けれど、相手の漣チェシャはドSなのです。冷たい表情のまま、思わぬ反撃を仕掛けてきます。
「……どれのことを謝ってる?」
「いぃッ!?」
目を剥いた柚月ちゃん、噛み合わせた歯の間から悲鳴を洩らします。
「腹めがけて突進してきたことか? 他人が親切に状況を説明してやったのを遮ったことか? はっきり『僕に用はない』と言おとしたことか? それとも、落ちかけた君を助けた人間を怒鳴ったことか?」
「……若干、意味不明な怒りを感じるんですけど。たぶん、最後から二番目あたり」
「…………」
手首から、するっと力が抜けそうになる。
「は、離さないで! お願い、離れたくないのッ!」
恐怖心から混乱してきたらしい柚月ちゃん。
漣チェシャの手を強い力で握り返し、誤解を招く発言をしてしまいます。
しかし、それで許すような彼ではありません。再び、握られた手をするっと離そうとします。
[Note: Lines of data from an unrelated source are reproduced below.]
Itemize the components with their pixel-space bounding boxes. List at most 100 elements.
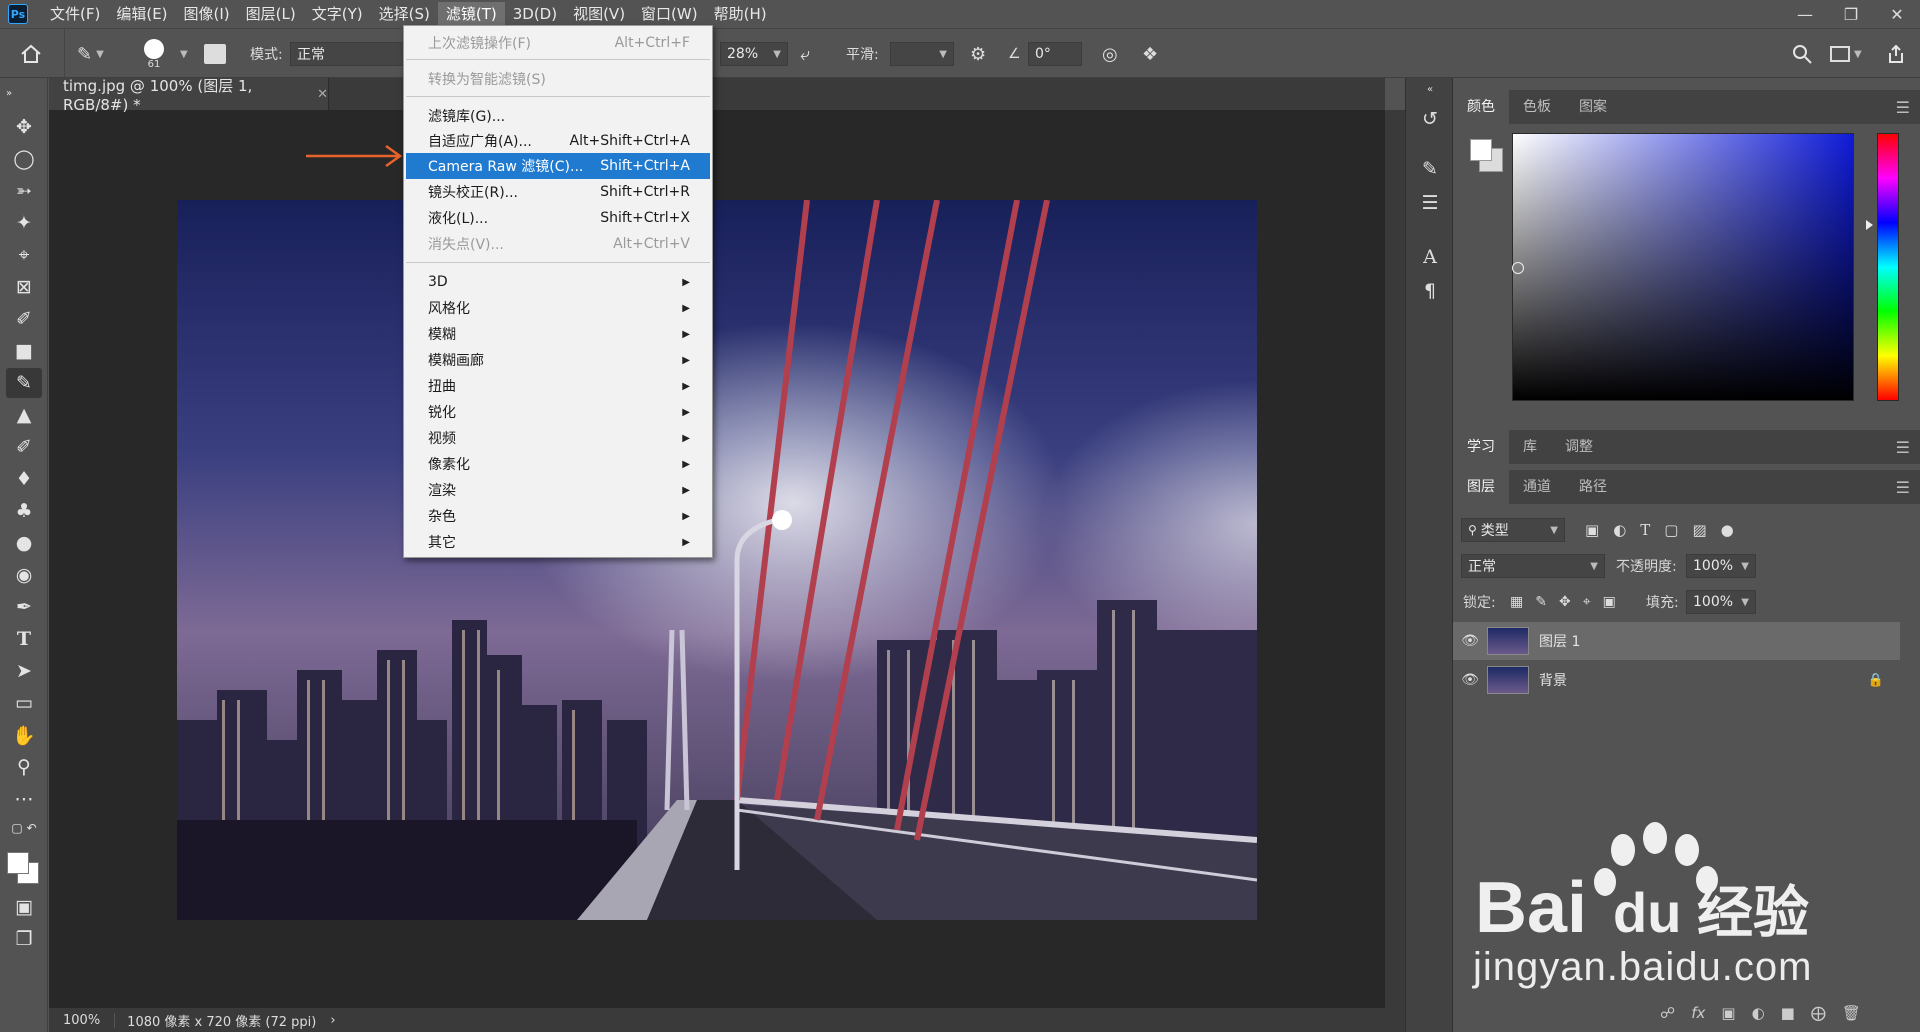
brushes-icon[interactable]: ☰ bbox=[1414, 188, 1446, 218]
lock-pixels-icon[interactable]: ✎ bbox=[1535, 594, 1547, 610]
brush-size-picker[interactable]: 61 bbox=[144, 29, 164, 79]
hue-slider-handle[interactable] bbox=[1866, 220, 1873, 230]
pressure-opacity-icon[interactable]: ◎ bbox=[1102, 29, 1118, 79]
quick-mask-icon[interactable]: ▣ bbox=[6, 892, 42, 922]
pixel-filter-icon[interactable]: ▣ bbox=[1585, 521, 1599, 539]
menu-item-lens-correction[interactable]: 镜头校正(R)... Shift+Ctrl+R bbox=[406, 179, 710, 205]
trash-icon[interactable]: 🗑 bbox=[1842, 1004, 1861, 1022]
document-tab[interactable]: timg.jpg @ 100% (图层 1, RGB/8#) * ✕ bbox=[49, 77, 329, 114]
panel-menu-icon[interactable]: ☰ bbox=[1896, 98, 1910, 117]
pen-tool-icon[interactable]: ✒ bbox=[6, 592, 42, 622]
link-layers-icon[interactable]: ☍ bbox=[1660, 1004, 1675, 1022]
menu-type[interactable]: 文字(Y) bbox=[304, 2, 371, 26]
panel-menu-icon[interactable]: ☰ bbox=[1896, 438, 1910, 457]
vertical-scrollbar[interactable] bbox=[1385, 110, 1405, 1008]
brush-settings-icon[interactable]: ✎ bbox=[1414, 154, 1446, 184]
tab-learn[interactable]: 学习 bbox=[1453, 430, 1509, 464]
menu-help[interactable]: 帮助(H) bbox=[706, 2, 775, 26]
lock-transparent-icon[interactable]: ▦ bbox=[1510, 594, 1523, 610]
add-mask-icon[interactable]: ▣ bbox=[1721, 1004, 1735, 1022]
marquee-tool-icon[interactable]: ◯ bbox=[6, 144, 42, 174]
screen-mode-icon[interactable]: ❐ bbox=[6, 924, 42, 954]
share-icon[interactable] bbox=[1886, 29, 1906, 79]
menu-select[interactable]: 选择(S) bbox=[371, 2, 438, 26]
chevron-right-icon[interactable]: › bbox=[316, 1013, 335, 1028]
minimize-icon[interactable]: — bbox=[1782, 0, 1828, 28]
history-icon[interactable]: ↺ bbox=[1414, 104, 1446, 134]
menu-image[interactable]: 图像(I) bbox=[176, 2, 238, 26]
lock-position-icon[interactable]: ✥ bbox=[1559, 594, 1571, 610]
menu-item-stylize[interactable]: 风格化 ▶ bbox=[406, 295, 710, 321]
tab-swatches[interactable]: 色板 bbox=[1509, 90, 1565, 124]
search-icon[interactable] bbox=[1792, 29, 1812, 79]
menu-item-blur[interactable]: 模糊 ▶ bbox=[406, 321, 710, 347]
menu-3d[interactable]: 3D(D) bbox=[505, 2, 565, 26]
layer-name[interactable]: 图层 1 bbox=[1539, 631, 1580, 651]
lock-all-icon[interactable]: ▣ bbox=[1603, 594, 1616, 610]
layer-name[interactable]: 背景 bbox=[1539, 670, 1567, 690]
menu-item-noise[interactable]: 杂色 ▶ bbox=[406, 503, 710, 529]
menu-item-3d[interactable]: 3D ▶ bbox=[406, 269, 710, 295]
collapse-icon[interactable]: » bbox=[6, 86, 42, 100]
dodge-tool-icon[interactable]: ◉ bbox=[6, 560, 42, 590]
menu-layer[interactable]: 图层(L) bbox=[238, 2, 304, 26]
color-field[interactable] bbox=[1512, 133, 1854, 401]
tab-libraries[interactable]: 库 bbox=[1509, 430, 1551, 464]
menu-filter[interactable]: 滤镜(T) bbox=[437, 2, 505, 26]
type-filter-icon[interactable]: T bbox=[1640, 521, 1650, 539]
tab-patterns[interactable]: 图案 bbox=[1565, 90, 1621, 124]
workspace-icon[interactable]: ▼ bbox=[1830, 29, 1862, 79]
smoothing-input[interactable]: ▼ bbox=[890, 42, 954, 66]
layer-row[interactable]: 👁 图层 1 bbox=[1453, 622, 1900, 660]
brush-tool-icon[interactable]: ✎ bbox=[6, 368, 42, 398]
tab-color[interactable]: 颜色 bbox=[1453, 90, 1509, 124]
color-picker-cursor[interactable] bbox=[1512, 262, 1524, 274]
menu-item-distort[interactable]: 扭曲 ▶ bbox=[406, 373, 710, 399]
adjustment-layer-icon[interactable]: ◐ bbox=[1752, 1004, 1765, 1022]
adjustment-filter-icon[interactable]: ◐ bbox=[1613, 521, 1626, 539]
menu-item-filter-gallery[interactable]: 滤镜库(G)... bbox=[406, 103, 710, 129]
eraser-tool-icon[interactable]: ♦ bbox=[6, 464, 42, 494]
airbrush-icon[interactable]: ⤶ bbox=[800, 29, 810, 79]
path-selection-tool-icon[interactable]: ➤ bbox=[6, 656, 42, 686]
menu-item-video[interactable]: 视频 ▶ bbox=[406, 425, 710, 451]
gear-icon[interactable]: ⚙ bbox=[970, 29, 986, 79]
magic-wand-tool-icon[interactable]: ✦ bbox=[6, 208, 42, 238]
blur-tool-icon[interactable]: ● bbox=[6, 528, 42, 558]
menu-item-pixelate[interactable]: 像素化 ▶ bbox=[406, 451, 710, 477]
tab-layers[interactable]: 图层 bbox=[1453, 470, 1509, 504]
hue-slider[interactable] bbox=[1877, 133, 1899, 401]
rectangle-tool-icon[interactable]: ▭ bbox=[6, 688, 42, 718]
menu-edit[interactable]: 编辑(E) bbox=[108, 2, 175, 26]
blend-mode-select[interactable]: 正常 ▼ bbox=[1461, 554, 1605, 578]
lock-artboard-icon[interactable]: ⌖ bbox=[1583, 594, 1591, 610]
menu-file[interactable]: 文件(F) bbox=[42, 2, 108, 26]
eyedropper-tool-icon[interactable]: ✐ bbox=[6, 304, 42, 334]
type-tool-icon[interactable]: T bbox=[6, 624, 42, 654]
lasso-tool-icon[interactable]: ➳ bbox=[6, 176, 42, 206]
opacity-input[interactable]: 100% ▼ bbox=[1686, 554, 1756, 578]
stamp-tool-icon[interactable]: ▲ bbox=[6, 400, 42, 430]
mode-select[interactable]: 正常 bbox=[290, 42, 406, 66]
hand-tool-icon[interactable]: ✋ bbox=[6, 720, 42, 750]
fill-input[interactable]: 100% ▼ bbox=[1686, 590, 1756, 614]
brush-tool-preset[interactable]: ✎ ▼ bbox=[64, 29, 104, 79]
collapse-icon[interactable]: « bbox=[1414, 82, 1446, 96]
menu-item-liquify[interactable]: 液化(L)... Shift+Ctrl+X bbox=[406, 205, 710, 231]
history-brush-tool-icon[interactable]: ✐ bbox=[6, 432, 42, 462]
visibility-eye-icon[interactable]: 👁 bbox=[1453, 633, 1487, 649]
zoom-tool-icon[interactable]: ⚲ bbox=[6, 752, 42, 782]
canvas-image[interactable] bbox=[177, 200, 1257, 920]
brush-settings-icon[interactable] bbox=[204, 29, 226, 79]
filter-toggle-icon[interactable]: ● bbox=[1721, 521, 1734, 539]
menu-item-adaptive-wide-angle[interactable]: 自适应广角(A)... Alt+Shift+Ctrl+A bbox=[406, 128, 710, 154]
tab-paths[interactable]: 路径 bbox=[1565, 470, 1621, 504]
menu-window[interactable]: 窗口(W) bbox=[633, 2, 706, 26]
fx-icon[interactable]: fx bbox=[1691, 1004, 1705, 1022]
symmetry-icon[interactable]: ❖ bbox=[1142, 29, 1158, 79]
menu-item-camera-raw[interactable]: Camera Raw 滤镜(C)... Shift+Ctrl+A bbox=[406, 153, 710, 179]
group-folder-icon[interactable]: ■ bbox=[1781, 1004, 1795, 1022]
smart-object-filter-icon[interactable]: ▨ bbox=[1692, 521, 1706, 539]
layer-filter-select[interactable]: ⚲ 类型 ▼ bbox=[1461, 518, 1565, 542]
crop-tool-icon[interactable]: ⌖ bbox=[6, 240, 42, 270]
「待ってよッ! あんたと、ずっと一緒にいたいのにッ!」
またまた、わけわからん内容です。
でも、漣チェシャの動きは止まりました。
今ので、躊躇いが生まれたようです(どの言葉に興味を覚えたかは謎ですが)。
「少しは、感謝してよッ! あんたみたいなひねくれ者を好きになってやったんだからーッ!」
柚月ちゃん……それは文句なのか、ノロケなのか。
混乱してるせいで、恋人に対してあんまりな本音が駄々漏れです。
するっ。
手の力が緩みました。当然ながら、漣チェシャ的にはNGっぽい発言ですからね。
「ぎゃーッ! 待った! 今のなしッ!」
わずかに正気に戻ったようですね。
そう。このまま悪態をついても状況は好転しません。
それに気付いた柚月ちゃん。ヤケクソ気味に、大胆な言葉をぺろりと叫ぶ。
「ごめんなさい! おしおきでも何でも受けるから、私を離さないでーッ!」
そこで漆黒の双眸が、きらりと光る。
「……その言葉、忘れるなよ」
「えッ」
短いひと言と共に、握っていた手がパッと離れました。三度、襲われる浮遊感に柚月ちゃんの眦がつりあがった。
「話が違うじゃないかッ! このチェシャ猫野郎ッ!」
柚月ちゃんが、ものすごく口汚く罵ったあと。
トンッ。
「んん?」
不意に爪先が地面に着いていた。
頭上から、ガサガサと葉擦れの音が落ちてきます。木の枝を伝って、漣チェシャが目の前へと着地しました。
「普通、どれくらいの高さなのか確かめるだろ」
「…………えへ」
笑って、ごまかそうとする柚月ちゃん。
そういえば、木の上に着地してから再び落ちても、地面までの距離を確認してませんでした。
そそっかしいにも程があります。
それが、気に入らない漣チェシャ。
いきなり頭突きをかましてきました。
「ぁいたッ」
柚月ちゃんの悲鳴も無視して、ぐりぐりと額を押しつけてきます。
鼻先が触れて、微かに吐息も感じました。唇も、くっつきそう。
何となく恥ずかしくて、柚月ちゃんは顎を引く。
自然と額が押し出されるような形になり、唇との距離を稼ぐつもりなんですが。
漣チェシャのおしおきは、一枚上手だった。
「で、さっきはなんて言ったんだ? チェシャ猫野郎?」
「……ゴメンナサイ」
とりあえず、柚月ちゃんは謝ってみた。